There were practical considerations as well. “But the court sentenced him to death. You agreed to it. You’re going to be in trouble when they find out.”
“That’s the consequence I’ll have to live with.” Elkan’s voice was determined, but there was an undertone of trepidation Josiah had never heard there before.
He didn’t know what sort of punishment might be meted out to someone who interfered with a court’s decision. “Are you sure it’s that important? It’s not you who’d have to—”
“We need to be quiet now, Josiah. We don’t want anyone to hear us.” Elkan gestured to the closely spaced storefronts on either side. Their proprietors would be asleep with their families in the apartments above.

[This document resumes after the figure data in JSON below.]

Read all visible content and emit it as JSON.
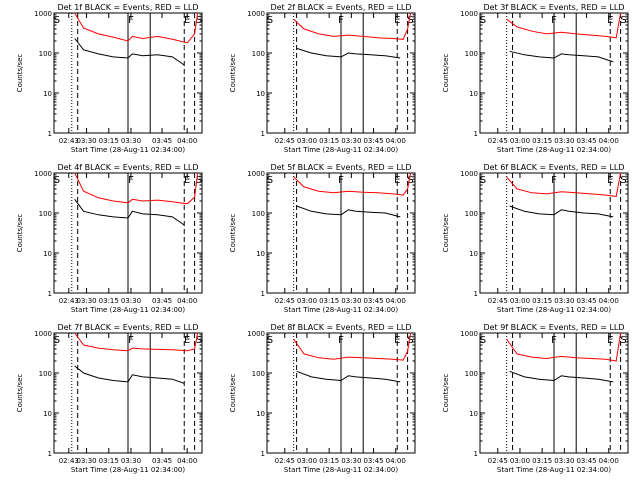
{
  "colors": {
    "events": "#000000",
    "lld": "#ff0000",
    "axes": "#000000"
  },
  "shared": {
    "ylabel": "Counts/sec",
    "xlabel": "Start Time (28-Aug-11 02:34:00)",
    "yticks": [
      "1",
      "10",
      "100",
      "1000"
    ],
    "ylim": [
      1,
      1000
    ],
    "yscale": "log",
    "xlim_minutes": [
      0,
      100
    ],
    "xticks_standard": [
      "02:45",
      "03:00",
      "03:15",
      "03:30",
      "03:45",
      "04:00"
    ],
    "xticks_compact": [
      "02:43",
      "03:30",
      "03:15",
      "03:30",
      "03:45",
      "04:00"
    ]
  },
  "chart_data": [
    {
      "type": "line",
      "title": "Det 1f BLACK = Events, RED = LLD",
      "xtick_style": "compact",
      "markers": [
        {
          "label": "S",
          "x": 2
        },
        {
          "label": "F",
          "x": 52
        },
        {
          "label": "E",
          "x": 90
        },
        {
          "label": "S",
          "x": 98
        }
      ],
      "vlines": [
        {
          "x": 12,
          "style": "dotted"
        },
        {
          "x": 16,
          "style": "dashed"
        },
        {
          "x": 50,
          "style": "solid"
        },
        {
          "x": 65,
          "style": "solid"
        },
        {
          "x": 88,
          "style": "dashed"
        },
        {
          "x": 95,
          "style": "dashed"
        }
      ],
      "series": [
        {
          "name": "BLACK = Events",
          "color": "#000000",
          "x": [
            14,
            20,
            30,
            40,
            50,
            53,
            60,
            70,
            80,
            88
          ],
          "y": [
            230,
            120,
            95,
            80,
            75,
            95,
            85,
            90,
            80,
            50
          ]
        },
        {
          "name": "RED = LLD",
          "color": "#ff0000",
          "x": [
            14,
            20,
            30,
            40,
            50,
            53,
            60,
            70,
            80,
            90,
            95,
            97
          ],
          "y": [
            1000,
            420,
            300,
            250,
            200,
            260,
            230,
            260,
            220,
            180,
            300,
            1000
          ]
        }
      ]
    },
    {
      "type": "line",
      "title": "Det 2f BLACK = Events, RED = LLD",
      "xtick_style": "standard",
      "markers": [
        {
          "label": "S",
          "x": 2
        },
        {
          "label": "F",
          "x": 50
        },
        {
          "label": "E",
          "x": 88
        },
        {
          "label": "S",
          "x": 97
        }
      ],
      "vlines": [
        {
          "x": 18,
          "style": "dotted"
        },
        {
          "x": 20,
          "style": "dashed"
        },
        {
          "x": 50,
          "style": "solid"
        },
        {
          "x": 65,
          "style": "solid"
        },
        {
          "x": 88,
          "style": "dashed"
        },
        {
          "x": 95,
          "style": "dashed"
        }
      ],
      "series": [
        {
          "name": "BLACK = Events",
          "color": "#000000",
          "x": [
            20,
            30,
            40,
            50,
            55,
            60,
            70,
            80,
            90
          ],
          "y": [
            130,
            100,
            85,
            80,
            100,
            95,
            90,
            85,
            75
          ]
        },
        {
          "name": "RED = LLD",
          "color": "#ff0000",
          "x": [
            18,
            25,
            35,
            45,
            55,
            65,
            75,
            85,
            92,
            95,
            97
          ],
          "y": [
            700,
            400,
            300,
            260,
            280,
            260,
            240,
            230,
            220,
            400,
            1000
          ]
        }
      ]
    },
    {
      "type": "line",
      "title": "Det 3f BLACK = Events, RED = LLD",
      "xtick_style": "standard",
      "markers": [
        {
          "label": "S",
          "x": 2
        },
        {
          "label": "F",
          "x": 50
        },
        {
          "label": "E",
          "x": 88
        },
        {
          "label": "S",
          "x": 97
        }
      ],
      "vlines": [
        {
          "x": 18,
          "style": "dotted"
        },
        {
          "x": 22,
          "style": "dashed"
        },
        {
          "x": 50,
          "style": "solid"
        },
        {
          "x": 65,
          "style": "solid"
        },
        {
          "x": 88,
          "style": "dashed"
        },
        {
          "x": 95,
          "style": "dashed"
        }
      ],
      "series": [
        {
          "name": "BLACK = Events",
          "color": "#000000",
          "x": [
            20,
            30,
            40,
            50,
            55,
            60,
            70,
            80,
            90
          ],
          "y": [
            110,
            90,
            80,
            75,
            95,
            90,
            85,
            80,
            60
          ]
        },
        {
          "name": "RED = LLD",
          "color": "#ff0000",
          "x": [
            18,
            25,
            35,
            45,
            55,
            65,
            75,
            85,
            92,
            95
          ],
          "y": [
            700,
            450,
            350,
            300,
            330,
            300,
            280,
            260,
            240,
            1000
          ]
        }
      ]
    },
    {
      "type": "line",
      "title": "Det 4f BLACK = Events, RED = LLD",
      "xtick_style": "compact",
      "markers": [
        {
          "label": "S",
          "x": 2
        },
        {
          "label": "F",
          "x": 52
        },
        {
          "label": "E",
          "x": 90
        },
        {
          "label": "S",
          "x": 98
        }
      ],
      "vlines": [
        {
          "x": 12,
          "style": "dotted"
        },
        {
          "x": 16,
          "style": "dashed"
        },
        {
          "x": 50,
          "style": "solid"
        },
        {
          "x": 65,
          "style": "solid"
        },
        {
          "x": 88,
          "style": "dashed"
        },
        {
          "x": 95,
          "style": "dashed"
        }
      ],
      "series": [
        {
          "name": "BLACK = Events",
          "color": "#000000",
          "x": [
            14,
            20,
            30,
            40,
            50,
            53,
            60,
            70,
            80,
            88
          ],
          "y": [
            220,
            110,
            90,
            80,
            75,
            110,
            95,
            90,
            80,
            50
          ]
        },
        {
          "name": "RED = LLD",
          "color": "#ff0000",
          "x": [
            14,
            20,
            30,
            40,
            50,
            53,
            60,
            70,
            80,
            90,
            95,
            97
          ],
          "y": [
            1000,
            350,
            240,
            200,
            180,
            220,
            200,
            210,
            190,
            170,
            250,
            1000
          ]
        }
      ]
    },
    {
      "type": "line",
      "title": "Det 5f BLACK = Events, RED = LLD",
      "xtick_style": "standard",
      "markers": [
        {
          "label": "S",
          "x": 2
        },
        {
          "label": "F",
          "x": 50
        },
        {
          "label": "E",
          "x": 88
        },
        {
          "label": "S",
          "x": 97
        }
      ],
      "vlines": [
        {
          "x": 18,
          "style": "dotted"
        },
        {
          "x": 20,
          "style": "dashed"
        },
        {
          "x": 50,
          "style": "solid"
        },
        {
          "x": 65,
          "style": "solid"
        },
        {
          "x": 88,
          "style": "dashed"
        },
        {
          "x": 95,
          "style": "dashed"
        }
      ],
      "series": [
        {
          "name": "BLACK = Events",
          "color": "#000000",
          "x": [
            20,
            30,
            40,
            50,
            55,
            60,
            70,
            80,
            90
          ],
          "y": [
            150,
            110,
            95,
            90,
            120,
            110,
            105,
            100,
            80
          ]
        },
        {
          "name": "RED = LLD",
          "color": "#ff0000",
          "x": [
            18,
            25,
            35,
            45,
            55,
            65,
            75,
            85,
            92,
            95,
            97
          ],
          "y": [
            800,
            450,
            350,
            320,
            350,
            330,
            320,
            300,
            280,
            400,
            1000
          ]
        }
      ]
    },
    {
      "type": "line",
      "title": "Det 6f BLACK = Events, RED = LLD",
      "xtick_style": "standard",
      "markers": [
        {
          "label": "S",
          "x": 2
        },
        {
          "label": "F",
          "x": 50
        },
        {
          "label": "E",
          "x": 88
        },
        {
          "label": "S",
          "x": 97
        }
      ],
      "vlines": [
        {
          "x": 18,
          "style": "dotted"
        },
        {
          "x": 22,
          "style": "dashed"
        },
        {
          "x": 50,
          "style": "solid"
        },
        {
          "x": 65,
          "style": "solid"
        },
        {
          "x": 88,
          "style": "dashed"
        },
        {
          "x": 95,
          "style": "dashed"
        }
      ],
      "series": [
        {
          "name": "BLACK = Events",
          "color": "#000000",
          "x": [
            20,
            30,
            40,
            50,
            55,
            60,
            70,
            80,
            90
          ],
          "y": [
            150,
            110,
            95,
            90,
            120,
            110,
            100,
            95,
            80
          ]
        },
        {
          "name": "RED = LLD",
          "color": "#ff0000",
          "x": [
            18,
            25,
            35,
            45,
            55,
            65,
            75,
            85,
            92,
            95
          ],
          "y": [
            800,
            400,
            320,
            300,
            340,
            320,
            300,
            280,
            260,
            1000
          ]
        }
      ]
    },
    {
      "type": "line",
      "title": "Det 7f BLACK = Events, RED = LLD",
      "xtick_style": "compact",
      "markers": [
        {
          "label": "S",
          "x": 2
        },
        {
          "label": "F",
          "x": 52
        },
        {
          "label": "E",
          "x": 90
        },
        {
          "label": "S",
          "x": 98
        }
      ],
      "vlines": [
        {
          "x": 12,
          "style": "dotted"
        },
        {
          "x": 16,
          "style": "dashed"
        },
        {
          "x": 50,
          "style": "solid"
        },
        {
          "x": 65,
          "style": "solid"
        },
        {
          "x": 88,
          "style": "dashed"
        },
        {
          "x": 95,
          "style": "dashed"
        }
      ],
      "series": [
        {
          "name": "BLACK = Events",
          "color": "#000000",
          "x": [
            14,
            20,
            30,
            40,
            50,
            53,
            60,
            70,
            80,
            88
          ],
          "y": [
            150,
            100,
            75,
            65,
            60,
            90,
            80,
            75,
            70,
            55
          ]
        },
        {
          "name": "RED = LLD",
          "color": "#ff0000",
          "x": [
            14,
            20,
            30,
            40,
            50,
            53,
            60,
            70,
            80,
            90,
            95,
            97
          ],
          "y": [
            1000,
            500,
            420,
            380,
            360,
            420,
            400,
            390,
            380,
            360,
            400,
            1000
          ]
        }
      ]
    },
    {
      "type": "line",
      "title": "Det 8f BLACK = Events, RED = LLD",
      "xtick_style": "standard",
      "markers": [
        {
          "label": "S",
          "x": 2
        },
        {
          "label": "F",
          "x": 50
        },
        {
          "label": "E",
          "x": 88
        },
        {
          "label": "S",
          "x": 97
        }
      ],
      "vlines": [
        {
          "x": 18,
          "style": "dotted"
        },
        {
          "x": 20,
          "style": "dashed"
        },
        {
          "x": 50,
          "style": "solid"
        },
        {
          "x": 65,
          "style": "solid"
        },
        {
          "x": 88,
          "style": "dashed"
        },
        {
          "x": 95,
          "style": "dashed"
        }
      ],
      "series": [
        {
          "name": "BLACK = Events",
          "color": "#000000",
          "x": [
            20,
            30,
            40,
            50,
            55,
            60,
            70,
            80,
            90
          ],
          "y": [
            110,
            80,
            70,
            65,
            85,
            80,
            75,
            70,
            60
          ]
        },
        {
          "name": "RED = LLD",
          "color": "#ff0000",
          "x": [
            18,
            25,
            35,
            45,
            55,
            65,
            75,
            85,
            92,
            95,
            97
          ],
          "y": [
            700,
            300,
            240,
            220,
            250,
            240,
            230,
            220,
            210,
            350,
            1000
          ]
        }
      ]
    },
    {
      "type": "line",
      "title": "Det 9f BLACK = Events, RED = LLD",
      "xtick_style": "standard",
      "markers": [
        {
          "label": "S",
          "x": 2
        },
        {
          "label": "F",
          "x": 50
        },
        {
          "label": "E",
          "x": 88
        },
        {
          "label": "S",
          "x": 97
        }
      ],
      "vlines": [
        {
          "x": 18,
          "style": "dotted"
        },
        {
          "x": 22,
          "style": "dashed"
        },
        {
          "x": 50,
          "style": "solid"
        },
        {
          "x": 65,
          "style": "solid"
        },
        {
          "x": 88,
          "style": "dashed"
        },
        {
          "x": 95,
          "style": "dashed"
        }
      ],
      "series": [
        {
          "name": "BLACK = Events",
          "color": "#000000",
          "x": [
            20,
            30,
            40,
            50,
            55,
            60,
            70,
            80,
            90
          ],
          "y": [
            110,
            80,
            70,
            65,
            85,
            80,
            75,
            70,
            60
          ]
        },
        {
          "name": "RED = LLD",
          "color": "#ff0000",
          "x": [
            18,
            25,
            35,
            45,
            55,
            65,
            75,
            85,
            92,
            95
          ],
          "y": [
            700,
            300,
            250,
            230,
            260,
            240,
            230,
            220,
            200,
            1000
          ]
        }
      ]
    }
  ]
}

Josiah scowled. He hadn’t been talking loud enough to disturb anyone. But he took the hint and shut up.
After Prison Point had washed away, the watchers had appropriated a warehouse next to their guild headquarters to use until a replacement could be constructed. As they approached, Elkan slipped to the side of the road and edged through the shadows. Tobi flowed like a ripple of moonlight at his feet. Josiah did his best to imitate Elkan’s stealth, though he felt glaringly obvious. Sar’s hoofbeats couldn’t be completely silenced, no matter how delicately the donkey placed his feet.
They slowed to a creep as they came to an intersection. Elkan pointed across the road. Even now in the dead of night a group of watchers kept vigil by the door. Josiah counted five of them. They weren’t taking any chances that Master Dabiel’s murderer might escape, or that an outraged citizen might attempt to take the Mother’s justice into their own hands.